What is School Desirability?
What is desirability? For colleges and universities, desirability measures the degree to which students will choose one school in preference to another. Thus for students admitted to two schools, desirability asks which school did they attend more often.
What does the “desirability score” mean?
The desirability score that you see next to each university’s name is calculated on the basis of actual student decisions. For example, when presented with a head-to-head competition, 67% of students pick Harvard over MIT, with the result that Harvard ranks #2 in desirability score while MIT ranks #3.

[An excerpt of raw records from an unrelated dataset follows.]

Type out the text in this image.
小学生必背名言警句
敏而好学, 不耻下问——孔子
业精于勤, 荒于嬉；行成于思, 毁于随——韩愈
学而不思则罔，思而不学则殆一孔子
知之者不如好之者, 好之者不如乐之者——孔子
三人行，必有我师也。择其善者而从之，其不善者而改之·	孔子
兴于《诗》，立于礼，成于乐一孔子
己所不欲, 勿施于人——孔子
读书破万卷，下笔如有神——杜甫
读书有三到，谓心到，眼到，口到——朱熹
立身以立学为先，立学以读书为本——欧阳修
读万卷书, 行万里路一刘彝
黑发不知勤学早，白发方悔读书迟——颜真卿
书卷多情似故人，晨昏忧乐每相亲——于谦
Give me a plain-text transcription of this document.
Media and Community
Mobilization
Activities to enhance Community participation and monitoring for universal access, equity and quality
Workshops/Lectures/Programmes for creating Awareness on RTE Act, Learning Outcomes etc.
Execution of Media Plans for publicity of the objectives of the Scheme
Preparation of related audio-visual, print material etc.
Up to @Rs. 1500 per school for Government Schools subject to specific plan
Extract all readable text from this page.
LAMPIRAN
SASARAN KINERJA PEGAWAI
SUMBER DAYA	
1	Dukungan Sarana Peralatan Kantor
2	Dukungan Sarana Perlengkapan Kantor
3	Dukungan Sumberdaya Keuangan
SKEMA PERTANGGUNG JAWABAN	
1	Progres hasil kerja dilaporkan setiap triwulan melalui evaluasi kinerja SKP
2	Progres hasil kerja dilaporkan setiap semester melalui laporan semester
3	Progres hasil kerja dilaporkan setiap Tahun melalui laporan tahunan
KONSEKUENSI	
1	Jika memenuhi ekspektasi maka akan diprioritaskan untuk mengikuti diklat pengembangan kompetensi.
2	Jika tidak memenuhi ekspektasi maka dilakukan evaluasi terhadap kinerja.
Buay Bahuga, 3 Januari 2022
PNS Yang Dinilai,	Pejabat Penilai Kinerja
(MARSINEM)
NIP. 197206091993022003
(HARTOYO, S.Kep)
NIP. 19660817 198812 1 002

The graphic shows the head-to-head competitions between top schools that differ by one spot in their desirability score rankings (and two that differ by more than one spot to show some interesting exceptions). Not all the rankings based on the desirability score are statistically significant. For example, Stanford is listed at #1 and Harvard at #2, but the percent of students who choose Stanford over Harvard (53%) is very close to the percent of students who choose Harvard over Stanford (47%) and thus the null hypothesis that the schools have identical desirability cannot be rejected. Although this kind of ambiguity only happens once in the top 15 schools, it happens quite often for schools that aren’t in the top 50. Even when there is ambiguity between two schools, one of them always has a slightly higher desirability score than the other. We give the school with the higher desirability score the higher rank, which is what we did with Stanford and Harvard.
Only the top 70 or so schools have enough cross-admits (students who are admitted to both universities) to create a desirability score that can be based on head-to-head competitions. For example, the US Coast Guard Academy at #68 and the US Merchant Marine Academy at #65 will have many head-to-head competitions due to students who apply and are admitted to both schools, but neither school will have much competition with the California Institue of the Arts (#84), the Rhode Island School of Design (#85), or the Fashion Institute of Technology (#106). Thus, we use a Bayesian approach to extrapolate desirability scores for schools that are not in the top tier.
Since different types of schools are hard to compare directly–for example, schools that train seafarers versus schools that train artists–the best way to use these desirability scores is to look at them when you are comparing two fairly similar schools. It’s also important to remember that just because more people choose a school doesn’t mean it is better for you. Desirability describes how students “vote with their feet” in deciding to attend one school in preference to another, not whether they made the right choice.
Finally, even though overall influence–our primary ranking metric at AcademicInfluence.com–correlates with desirability, the correlation is imperfect. In fact, that’s exactly why we decided to create the desirability score. Sometimes it’s more interesting to know where people want to go to college (desirability) than it is to know what college is home to leading faculty and alums (influence). And sometimes it’s more interesting the other way around!
We hope you enjoy exploring the desirability scores for different colleges. We spent tens of thousands of dollars acquiring and organizing the data (spanning 2012-19) needed to calculate AcademicInfluence.com’s desirability scores. As always, don’t hesitate to give us feedback, especially about things you think will help us improve our methods.